Heute ist wieder Erntetag: Im Schatten des Vordachs der Gartenhütte hat Gärtner Mathieu Lubiato auf zwei an der Wand befestigten Tafeln geschrieben, was jeder "Kunde" aus den vorbereiteten Körben nehmen darf. Daniela Strecker ist mit ihrer Freundin Annett Weinkamm zu dem Feld der Solidarischen Landwirtschaft (Solawi) an der Galgenfuhr gekommen, wo sich auch die Hütte befindet. Dort können die Gemüsefreunde entweder montags oder donnerstags ein Mal in der Woche "einkaufen".

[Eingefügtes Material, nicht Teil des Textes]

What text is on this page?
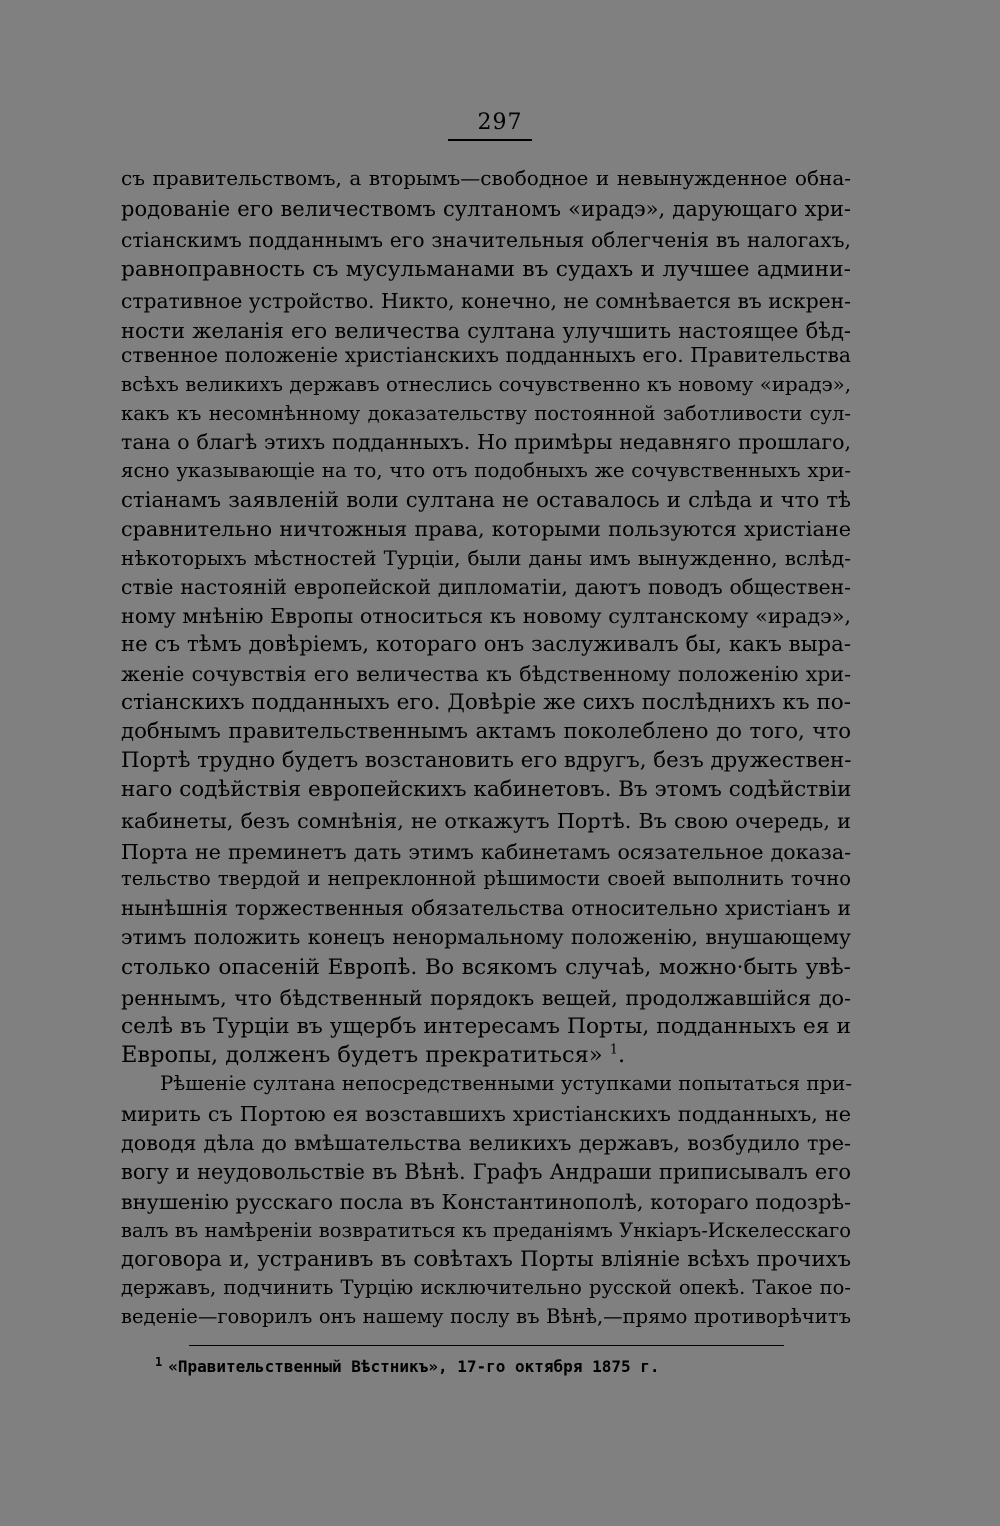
297
съ правительствомъ, а вторымъ—свободное и невынужденное обна-
родованіе его величествомъ султаномъ «ирадэ», дарующаго хри-
стіанскимъ подданнымъ его значительныя облегченія въ налогахъ,
равноправность съ мусульманами въ судахъ и лучшее админи-
стративное устройство. Никто, конечно, не сомнѣвается въ искрен-
ности желанія его величества султана улучшить настоящее бѣд-
ственное положеніе христіанскихъ подданныхъ его. Правительства
всѣхъ великихъ державъ отнеслись сочувственно къ новому «ирадэ»,
какъ къ несомнѣнному доказательству постоянной заботливости сул-
тана о благѣ этихъ подданныхъ. Но примѣры недавняго прошлаго,
ясно указывающіе на то, что отъ подобныхъ же сочувственныхъ хри-
стіанамъ заявленій воли султана не оставалось и слѣда и что тѣ
сравнительно ничтожныя права, которыми пользуются христіане
нѣкоторыхъ мѣстностей Турціи, были даны имъ вынужденно, вслѣд-
ствіе настояній европейской дипломатіи, даютъ поводъ обществен-
ному мнѣнію Европы относиться къ новому султанскому «ирадэ»,
не съ тѣмъ довѣріемъ, котораго онъ заслуживалъ бы, какъ выра-
женіе сочувствія его величества къ бѣдственному положенію хри-
стіанскихъ подданныхъ его. Довѣріе же сихъ послѣднихъ къ по-
добнымъ правительственнымъ актамъ поколеблено до того, что
Портѣ трудно будетъ возстановить его вдругъ, безъ дружествен-
наго содѣйствія европейскихъ кабинетовъ. Въ этомъ содѣйствіи
кабинеты, безъ сомнѣнія, не откажутъ Портѣ. Въ свою очередь, и
Порта не преминетъ дать этимъ кабинетамъ осязательное доказа-
тельство твердой и непреклонной рѣшимости своей выполнить точно
нынѣшнія торжественныя обязательства относительно христіанъ и
этимъ положить конецъ ненормальному положенію, внушающему
столько опасеній Европѣ. Во всякомъ случаѣ, можно·быть увѣ-
реннымъ, что бѣдственный порядокъ вещей, продолжавшійся до-
селѣ въ Турціи въ ущербъ интересамъ Порты, подданныхъ ея и
Европы, долженъ будетъ прекратиться» $^1$.
Рѣшеніе султана непосредственными уступками попытаться при-
мирить съ Портою ея возставшихъ христіанскихъ подданныхъ, не
доводя дѣла до вмѣшательства великихъ державъ, возбудило тре-
вогу и неудовольствіе въ Вѣнѣ. Графъ Андраши приписывалъ его
внушенію русскаго посла въ Константинополѣ, котораго подозрѣ-
валъ въ намѣреніи возвратиться къ преданіямъ Ункіаръ-Искелесскаго
договора и, устранивъ въ совѣтахъ Порты вліяніе всѣхъ прочихъ
державъ, подчинить Турцію исключительно русской опекѣ. Такое по-
веденіе—говорилъ онъ нашему послу въ Вѣнѣ,—прямо противорѣчитъ
$^1$ «Правительственный Вѣстникъ», 17-го октября 1875 г.
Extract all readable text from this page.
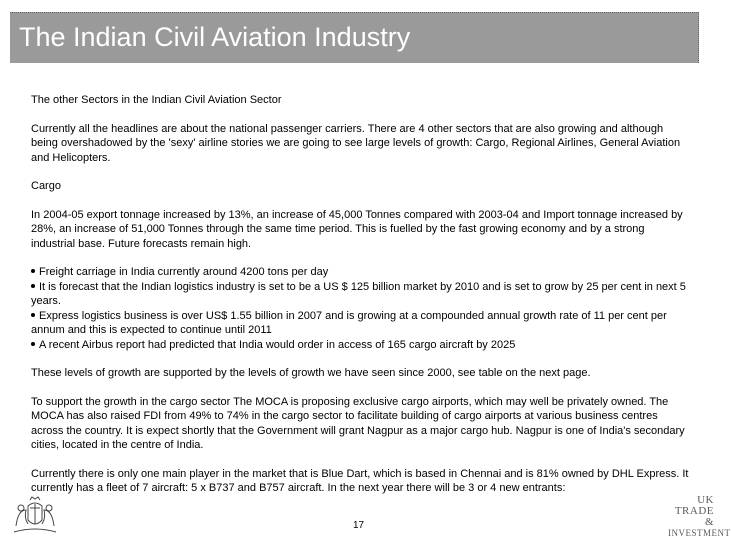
The Indian Civil Aviation Industry

The other Sectors in the Indian Civil Aviation Sector

Currently all the headlines are about the national passenger carriers. There are 4 other sectors that are also growing and although being overshadowed by the 'sexy' airline stories we are going to see large levels of growth: Cargo, Regional Airlines, General Aviation and Helicopters.

Cargo

In 2004-05 export tonnage increased by 13%, an increase of 45,000 Tonnes compared with 2003-04 and Import tonnage increased by 28%, an increase of 51,000 Tonnes through the same time period. This is fuelled by the fast growing economy and by a strong industrial base. Future forecasts remain high.

Freight carriage in India currently around 4200 tons per day
It is forecast that the Indian logistics industry is set to be a US $ 125 billion market by 2010 and is set to grow by 25 per cent in next 5 years.
Express logistics business is over US$ 1.55 billion in 2007 and is growing at a compounded annual growth rate of 11 per cent per annum and this is expected to continue until 2011
A recent Airbus report had predicted that India would order in access of 165 cargo aircraft by 2025

These levels of growth are supported by the levels of growth we have seen since 2000, see table on the next page.

To support the growth in the cargo sector The MOCA is proposing exclusive cargo airports, which may well be privately owned. The MOCA has also raised FDI from 49% to 74% in the cargo sector to facilitate building of cargo airports at various business centres across the country. It is expect shortly that the Government will grant Nagpur as a major cargo hub. Nagpur is one of India's secondary cities, located in the centre of India.

Currently there is only one main player in the market that is Blue Dart, which is based in Chennai and is 81% owned by DHL Express. It currently has a fleet of 7 aircraft: 5 x B737 and B757 aircraft. In the next year there will be 3 or 4 new entrants:

UK
TRADE &
INVESTMENT
17
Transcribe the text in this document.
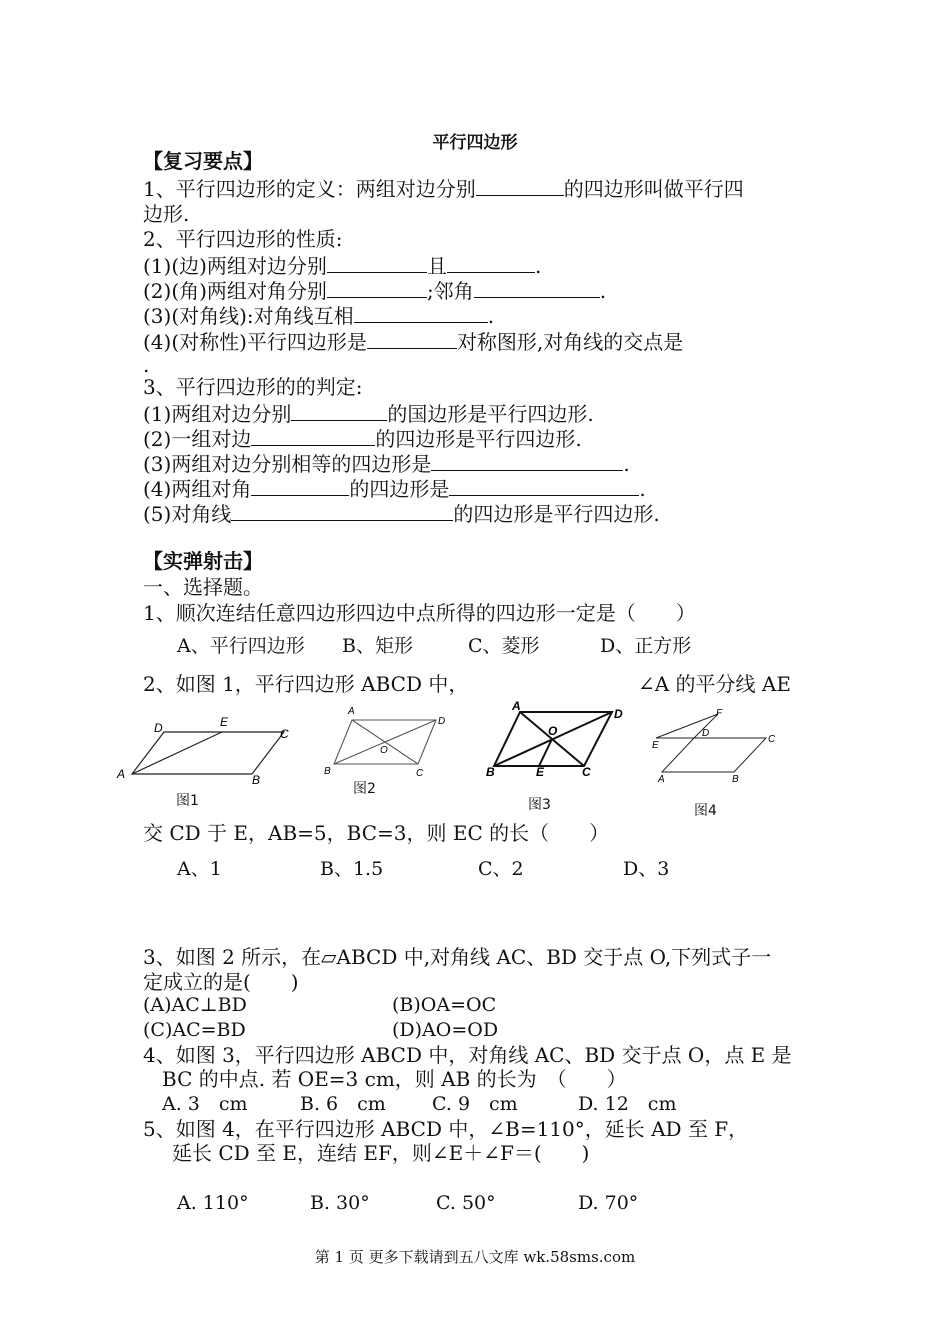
平行四边形
【复习要点】
1、平行四边形的定义：两组对边分别	的四边形叫做平行四
边形.
2、平行四边形的性质:
(1)(边)两组对边分别	且	.
(2)(角)两组对角分别	;邻角	.
(3)(对角线):对角线互相	.
(4)(对称性)平行四边形是	对称图形,对角线的交点是
.
3、平行四边形的的判定:
(1)两组对边分别	的国边形是平行四边形.
(2)一组对边	的四边形是平行四边形.
(3)两组对边分别相等的四边形是	.
(4)两组对角	的四边形是	.
(5)对角线	的四边形是平行四边形.
【实弹射击】
一、选择题。
1、顺次连结任意四边形四边中点所得的四边形一定是（　　）
A、平行四边形 B、矩形	C、菱形	D、正方形
2、如图 1，平行四边形 ABCD 中，	∠A 的平分线 AE
A	B
C
D	E
图1
A
B	C
D
O
图2
A
B	C
D
E
O
图3
A	B
C
D
E
F
图4
交 CD 于 E，AB=5，BC=3，则 EC 的长（　　）
A、1	B、1.5	C、2	D、3
3、如图 2 所示，在▱ABCD 中,对角线 AC、BD 交于点 O,下列式子一
定成立的是(　　)
(A)AC⊥BD	(B)OA=OC
(C)AC=BD	(D)AO=OD
4、如图 3，平行四边形 ABCD 中，对角线 AC、BD 交于点 O，点 E 是
BC 的中点. 若 OE=3 cm，则 AB 的长为　（　　）
A. 3　cm	B. 6　cm C. 9　cm	D. 12　cm
5、如图 4，在平行四边形 ABCD 中，∠B=110°，延长 AD 至 F，
延长 CD 至 E，连结 EF，则∠E＋∠F＝(　　)
A. 110°	B. 30°	C. 50°	D. 70°
第 1 页 更多下载请到五八文库 wk.58sms.com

Jede Woche frisches Gemüse
Die beiden Frauen stellen gerade ihren Ernteanteil zusammen: Zwei Zucchini, 600 Gramm Tomaten, vier Paprika - und vieles mehr. Ihre Kiste wird reichlich voll: "Für eine vierköpfige Familie reicht das locker", sagt Daniela Strecker. Dabei benötigt sie gar nicht mal die ganze Kiste. Die 38-Jährige hat einen sogenannten großen Ernteanteil mit einer anderen Freundin zusammen. Für diesen bezahlen sie gemeinsam jeden Monat 70 Euro - ein kleiner Ernteanteil kostet 35 Euro pro Monat. "Es ist aber auch eine Verpflichtung", erklärt die zweifache Mutter.
Dafür gibt es jede Woche frisches Gemüse direkt vom Feld. "Von der Menge ist das sehr viel", bestätigt auch Jonas Glüsenkamp, der gerade Tomaten wiegt. Für ihn, seine Frau und seinen zweijährigen Sohn reiche ein kleiner Ernteteil üppig aus. Und falls jemand mal etwas nicht möchte, kann man es in die Spendenkiste legen und ein anderer freut sich - oder Familie und Freunde bekommen was ab. Wobei auch jeder weiß, im Winter wird es weniger: Dann gibt es Lauch oder Möhren.
Idee aus der Transition-Gruppe
Doch darum geht es gar nicht: Bei der Solawi gibt es keine Kunden, sie heißen hier Ernteteiler. "Sie sind Teilhaber und Partner", sagt Heike Kettner vom Orga-Team. Die 44-Jährige hatte 2017 die Idee in der "Transition"-Gruppe angestoßen. Die Gruppe will den Wandel hin zu einer solidarischen, nachhaltigen und lebenswerten Gesellschaft mitgestalten.
Seit Anfang des Jahres ist die Solawi nun aktiv. 70 Ernteteiler, vom Rentner bis zum Studenten, werden inzwischen versorgt. Und es gibt noch mehr Interessenten: "Wir haben schon eine Warteliste", sagt Heike Kettner.
Crowdfunding-Aktion bringt 8000 Euro
Ziel ist es, den Lebensmitteln wieder den wahren Wert zu geben - auf ökologische, regionale und saisonale Produkte zu setzen. Und: Es geht darum, Landwirten ein gesichertes Einkommen zu ermöglichen.
Auch Mathieu Lubiato bekommt ein normales Gärtnergehalt. "Für das erste Jahr ist es sehr viel Geld", sagt er. Denn normalerweise müssen Gärtner am Anfang viel Geld investieren. Nach einer Crowdfunding-Aktion, die rund 8000 Euro eingebracht hatte, konnten Geräte und Folientunnel sowie Wasserleitungen für das Feld gekauft werden. Und der 30-jährige Franzose konnte loslegen.